Most founders see AI integration as either a tool they buy for the team or something technical that needs an engineer to explain. Both framings miss the point. At the ฿100M scale, AI integration is mainly a business problem, not just a technology one.

The situation

A distribution business, around ฿120M, had bought every tool the market offered. The team used them. The founder kept asking why the company did not feel any different. He was measuring adoption and seeing usage, but the shape of the business had not moved an inch.

The reason was simple. All of his AI work sat in one layer, the shallowest one. He was buying speed on individual tasks and calling it transformation.

The frame: three layers

1
Task automationAI drafts, summarises, answers routine inquiries. A two-hour task becomes twenty minutes. Real speed, but the shape of the business does not change. Many companies stop here.
2
Process integrationAI changes how work flows. Review steps route automatically, week-long reporting generates overnight, knowledge trapped in heads gets captured and made operational. Gains compound. This is the untouched upside.
3
Decision supportAI surfaces what the business could not see: not what happened, but what will likely happen, and where human judgement actually matters. Rare at this scale. Hard to replicate once built.
AI integration deepens by layer. Most ฿50M–฿500M businesses stop at the first.

How I read it

The question is never which tools to buy. It is which work the tools touch, and how deeply. Layer one is already happening in most businesses by accident. The real value sits in layer two, in the handoffs between steps, where key knowledge still lives in people’s heads: the experienced buyer who knows which suppliers are reliable, the ops manager who can feel which client is about to churn.

The working

We mapped his processes against the three layers and found the pattern almost everyone has.

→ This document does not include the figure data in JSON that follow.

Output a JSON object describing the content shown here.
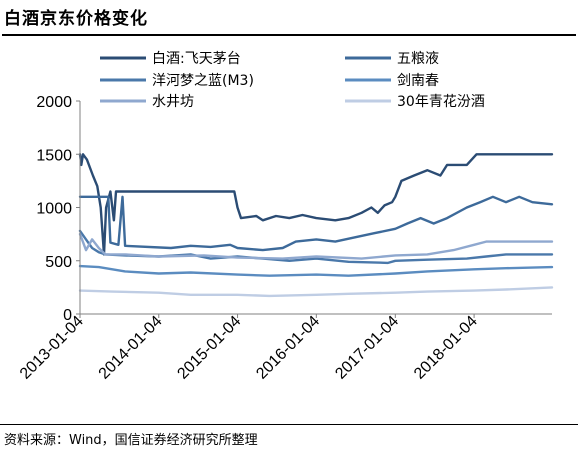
{
  "header": {
    "title": "白酒京东价格变化"
  },
  "footer": {
    "source": "资料来源：Wind，国信证券经济研究所整理"
  },
  "chart_data": {
    "type": "line",
    "title": "",
    "xlabel": "",
    "ylabel": "",
    "ylim": [
      0,
      2000
    ],
    "y_ticks": [
      0,
      500,
      1000,
      1500,
      2000
    ],
    "x_ticks": [
      "2013-01-04",
      "2014-01-04",
      "2015-01-04",
      "2016-01-04",
      "2017-01-04",
      "2018-01-04"
    ],
    "x_range": [
      "2013-01-04",
      "2018-12-31"
    ],
    "grid": false,
    "legend_position": "top",
    "series": [
      {
        "name": "白酒:飞天茅台",
        "color": "#2b4c74",
        "points": [
          [
            "2013-01-04",
            1500
          ],
          [
            "2013-01-10",
            1400
          ],
          [
            "2013-01-18",
            1500
          ],
          [
            "2013-02-05",
            1450
          ],
          [
            "2013-03-05",
            1300
          ],
          [
            "2013-03-25",
            1200
          ],
          [
            "2013-04-10",
            1000
          ],
          [
            "2013-04-25",
            560
          ],
          [
            "2013-05-05",
            1000
          ],
          [
            "2013-05-25",
            1150
          ],
          [
            "2013-06-10",
            880
          ],
          [
            "2013-06-20",
            1150
          ],
          [
            "2013-07-25",
            1150
          ],
          [
            "2013-08-05",
            1150
          ],
          [
            "2014-12-20",
            1150
          ],
          [
            "2015-01-04",
            1000
          ],
          [
            "2015-01-20",
            900
          ],
          [
            "2015-04-01",
            920
          ],
          [
            "2015-05-01",
            880
          ],
          [
            "2015-07-01",
            920
          ],
          [
            "2015-09-01",
            900
          ],
          [
            "2015-11-01",
            930
          ],
          [
            "2016-01-04",
            900
          ],
          [
            "2016-04-01",
            880
          ],
          [
            "2016-06-01",
            900
          ],
          [
            "2016-08-01",
            950
          ],
          [
            "2016-09-15",
            1000
          ],
          [
            "2016-10-15",
            950
          ],
          [
            "2016-11-15",
            1020
          ],
          [
            "2016-12-20",
            1050
          ],
          [
            "2017-01-04",
            1100
          ],
          [
            "2017-02-01",
            1250
          ],
          [
            "2017-04-01",
            1300
          ],
          [
            "2017-06-01",
            1350
          ],
          [
            "2017-08-01",
            1300
          ],
          [
            "2017-09-01",
            1400
          ],
          [
            "2017-12-01",
            1400
          ],
          [
            "2018-01-15",
            1500
          ],
          [
            "2018-12-31",
            1500
          ]
        ]
      },
      {
        "name": "五粮液",
        "color": "#3d6a9a",
        "points": [
          [
            "2013-01-04",
            1100
          ],
          [
            "2013-05-15",
            1100
          ],
          [
            "2013-05-25",
            670
          ],
          [
            "2013-07-01",
            650
          ],
          [
            "2013-07-20",
            1100
          ],
          [
            "2013-08-01",
            640
          ],
          [
            "2014-03-01",
            620
          ],
          [
            "2014-06-01",
            640
          ],
          [
            "2014-09-01",
            630
          ],
          [
            "2014-12-01",
            650
          ],
          [
            "2015-01-04",
            620
          ],
          [
            "2015-05-01",
            600
          ],
          [
            "2015-08-01",
            620
          ],
          [
            "2015-10-01",
            680
          ],
          [
            "2016-01-04",
            700
          ],
          [
            "2016-04-01",
            680
          ],
          [
            "2016-07-01",
            720
          ],
          [
            "2016-10-01",
            760
          ],
          [
            "2017-01-04",
            800
          ],
          [
            "2017-03-01",
            850
          ],
          [
            "2017-05-01",
            900
          ],
          [
            "2017-07-01",
            850
          ],
          [
            "2017-09-01",
            900
          ],
          [
            "2017-12-01",
            1000
          ],
          [
            "2018-02-01",
            1050
          ],
          [
            "2018-04-01",
            1100
          ],
          [
            "2018-06-01",
            1050
          ],
          [
            "2018-08-01",
            1100
          ],
          [
            "2018-10-01",
            1050
          ],
          [
            "2018-12-31",
            1030
          ]
        ]
      },
      {
        "name": "洋河梦之蓝(M3)",
        "color": "#4a78aa",
        "points": [
          [
            "2013-01-04",
            780
          ],
          [
            "2013-02-01",
            700
          ],
          [
            "2013-03-01",
            620
          ],
          [
            "2013-04-01",
            580
          ],
          [
            "2013-05-01",
            560
          ],
          [
            "2013-08-01",
            550
          ],
          [
            "2014-01-04",
            540
          ],
          [
            "2014-06-01",
            560
          ],
          [
            "2014-09-01",
            520
          ],
          [
            "2015-01-04",
            540
          ],
          [
            "2015-05-01",
            520
          ],
          [
            "2015-09-01",
            500
          ],
          [
            "2016-01-04",
            520
          ],
          [
            "2016-06-01",
            490
          ],
          [
            "2016-12-01",
            480
          ],
          [
            "2017-01-04",
            500
          ],
          [
            "2017-06-01",
            510
          ],
          [
            "2017-12-01",
            520
          ],
          [
            "2018-03-01",
            540
          ],
          [
            "2018-06-01",
            560
          ],
          [
            "2018-12-31",
            560
          ]
        ]
      },
      {
        "name": "剑南春",
        "color": "#5b8cc0",
        "points": [
          [
            "2013-01-04",
            450
          ],
          [
            "2013-04-01",
            440
          ],
          [
            "2013-08-01",
            400
          ],
          [
            "2014-01-04",
            380
          ],
          [
            "2014-06-01",
            390
          ],
          [
            "2015-01-04",
            370
          ],
          [
            "2015-06-01",
            360
          ],
          [
            "2016-01-04",
            370
          ],
          [
            "2016-06-01",
            360
          ],
          [
            "2017-01-04",
            380
          ],
          [
            "2017-06-01",
            400
          ],
          [
            "2018-01-04",
            420
          ],
          [
            "2018-06-01",
            430
          ],
          [
            "2018-12-31",
            440
          ]
        ]
      },
      {
        "name": "水井坊",
        "color": "#8fa8cf",
        "points": [
          [
            "2013-01-04",
            750
          ],
          [
            "2013-02-01",
            600
          ],
          [
            "2013-03-01",
            700
          ],
          [
            "2013-04-01",
            620
          ],
          [
            "2013-05-01",
            560
          ],
          [
            "2013-08-01",
            560
          ],
          [
            "2014-01-04",
            540
          ],
          [
            "2014-08-01",
            550
          ],
          [
            "2015-01-04",
            530
          ],
          [
            "2015-08-01",
            520
          ],
          [
            "2016-01-04",
            540
          ],
          [
            "2016-08-01",
            520
          ],
          [
            "2017-01-04",
            550
          ],
          [
            "2017-06-01",
            560
          ],
          [
            "2017-10-01",
            600
          ],
          [
            "2018-01-04",
            650
          ],
          [
            "2018-03-01",
            680
          ],
          [
            "2018-12-31",
            680
          ]
        ]
      },
      {
        "name": "30年青花汾酒",
        "color": "#bfcde4",
        "points": [
          [
            "2013-01-04",
            220
          ],
          [
            "2013-06-01",
            210
          ],
          [
            "2014-01-04",
            200
          ],
          [
            "2014-06-01",
            180
          ],
          [
            "2015-01-04",
            180
          ],
          [
            "2015-06-01",
            170
          ],
          [
            "2016-01-04",
            180
          ],
          [
            "2016-06-01",
            190
          ],
          [
            "2017-01-04",
            200
          ],
          [
            "2017-06-01",
            210
          ],
          [
            "2018-01-04",
            220
          ],
          [
            "2018-06-01",
            230
          ],
          [
            "2018-12-31",
            250
          ]
        ]
      }
    ]
  }
}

LayerHis effortActual upside
Task automationHighLow, already captured
Process integrationAlmost noneHigh, untouched
Decision supportNoneReal, but needs layer two first
Where the AI spend was, versus where the upside was.

He had spent eighteen months optimising the layer with the least left to give and ignored the one with the most. Not because he made a bad call, but because layer one is visible and easy to start, and layer two requires you to change how work actually moves, which is harder and quieter.

The move

Start at layer two, and only on the sequences where knowledge is currently trapped in a person. Layer three is worth wanting, but it requires layer two to be solid first. You cannot model what will happen until the record of what does happen is captured and clean.

If your team uses AI but the business does not feel different yet, you are still in layer one. The work that changes the company is in layer two.

The right question to spend a week on is not which tool. It is: which sequence of work, today, still depends on one person remembering something. That is where layer two begins.